The benefits of more cache that is also more flexible in how it works.
Compute and GPGPU
The “all in one” philosophy that seems to surround Fermi was the biggest reason for its delay, but really is one of the most important reasons for its existence. Not only can it render games in industry leading fashion, it is also the most well rounded compute platform that NVIDIA has introduced to date.
Raytracing is an exciting example of what the compute nature of the GF100 is able to do. While previous generations of parts were not flexible enough, nor had the general capabilities that were required for raytracing, the GF100 is able to do a goodly portion of functions to allow certain types of raytracing to be done on the GPU.
Ryan covers the compute portion of the GF100 in his Fermi architecture overview that was introduced to us last August/September.

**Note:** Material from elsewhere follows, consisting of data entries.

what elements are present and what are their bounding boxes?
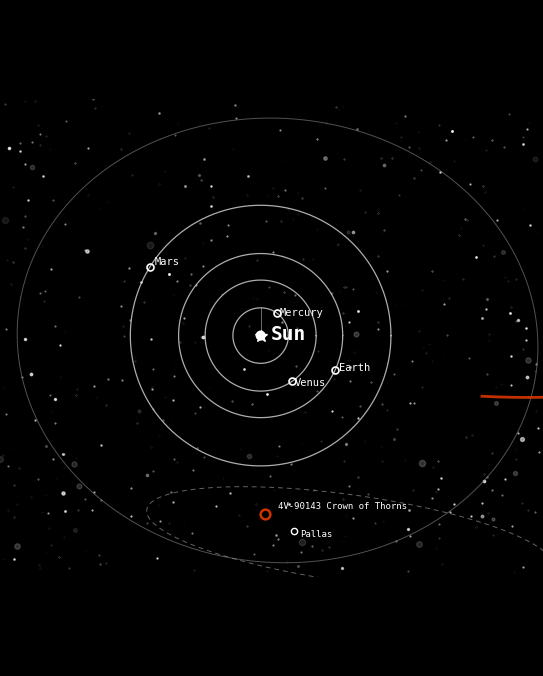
Circle shape: [256, 331, 265, 340]
Text: Pallas: Pallas: [300, 530, 333, 539]
Text: Earth: Earth: [339, 364, 371, 373]
Text: Mars: Mars: [154, 258, 180, 267]
Text: 4V-90143 Crown of Thorns: 4V-90143 Crown of Thorns: [277, 502, 407, 511]
Text: Mercury: Mercury: [280, 308, 323, 318]
Text: Sun: Sun: [270, 325, 306, 344]
Text: Venus: Venus: [294, 378, 326, 388]
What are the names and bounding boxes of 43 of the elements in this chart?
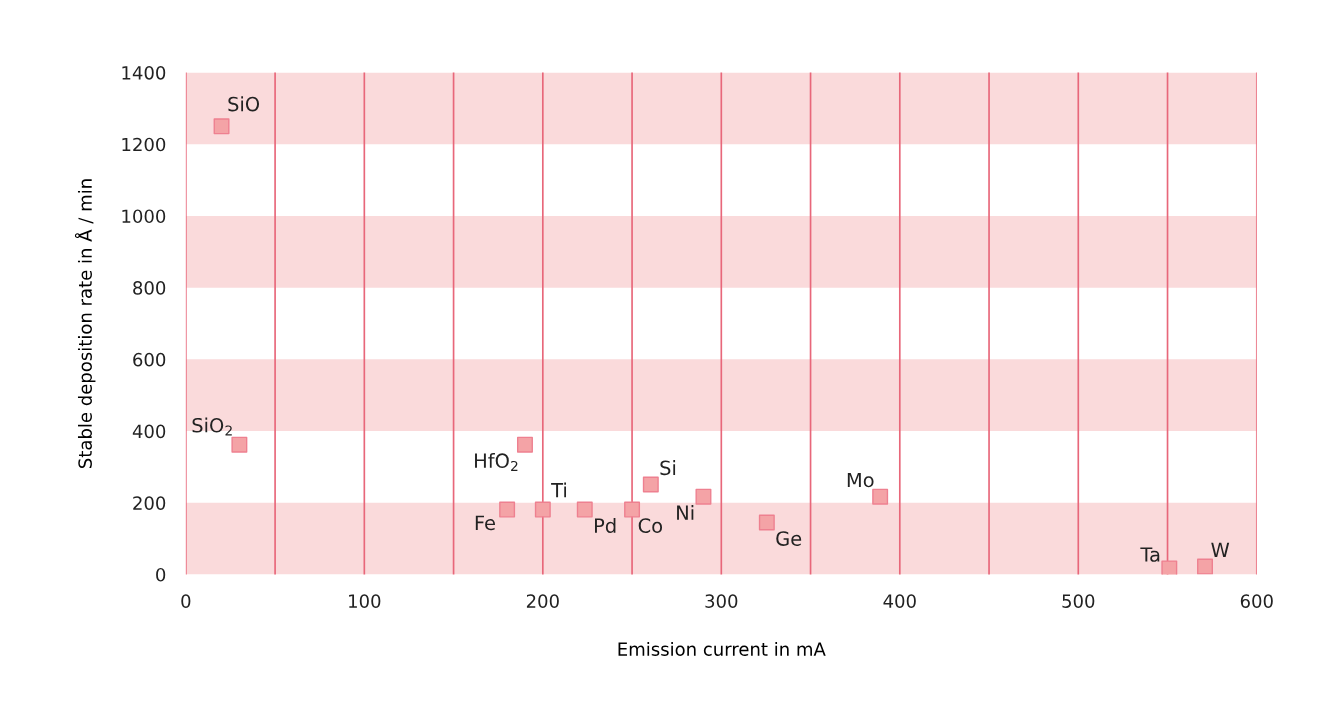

While the theoretical numbers for the GF100 and competing HD 5870 are fairly close, the actual throughput of the GF100 should be significantly higher. AMD, while giving a nod to compute and GPGPU with their latest architecture, have not given it the tools needed to fully leverage the power of their 1600 stream units. This will not be an issue for NVIDIA and the GF100. Just as we saw the GPGPU performance of the GTX 280/285 eclipse that of the competing HD 4870 and 4890 chips, I believe we will see the same type of separation in performance between the GF100 and the Cypress chips from AMD. Each SM in NVIDIA’s GF100 looks far more CPU like than anything we have seen before, and the integer and floating point parallelism in each SM is simply astounding when looking from a traditional CPU standpoint.
AI functionality, such as pathtracing, gets a huge boost from the increased abilities of the CUDA cores as well as the compute performance in general.
One last area that has received a lot of attention from NVIDIA is that of context switching. With the CUDA cores doing work on geometry shading, tessellation, pixel shading, compute/gpgpu work, and PhysX, context switching used to involve a lot of overhead and lost cycles. Now context switching can occur once per clock. This has taken the time down to around 20 micro-seconds per context switch. This again should dramatically improve performance in applications which will use DirectCompute and GPU physics inside of a traditional gaming app which requires pixel shading.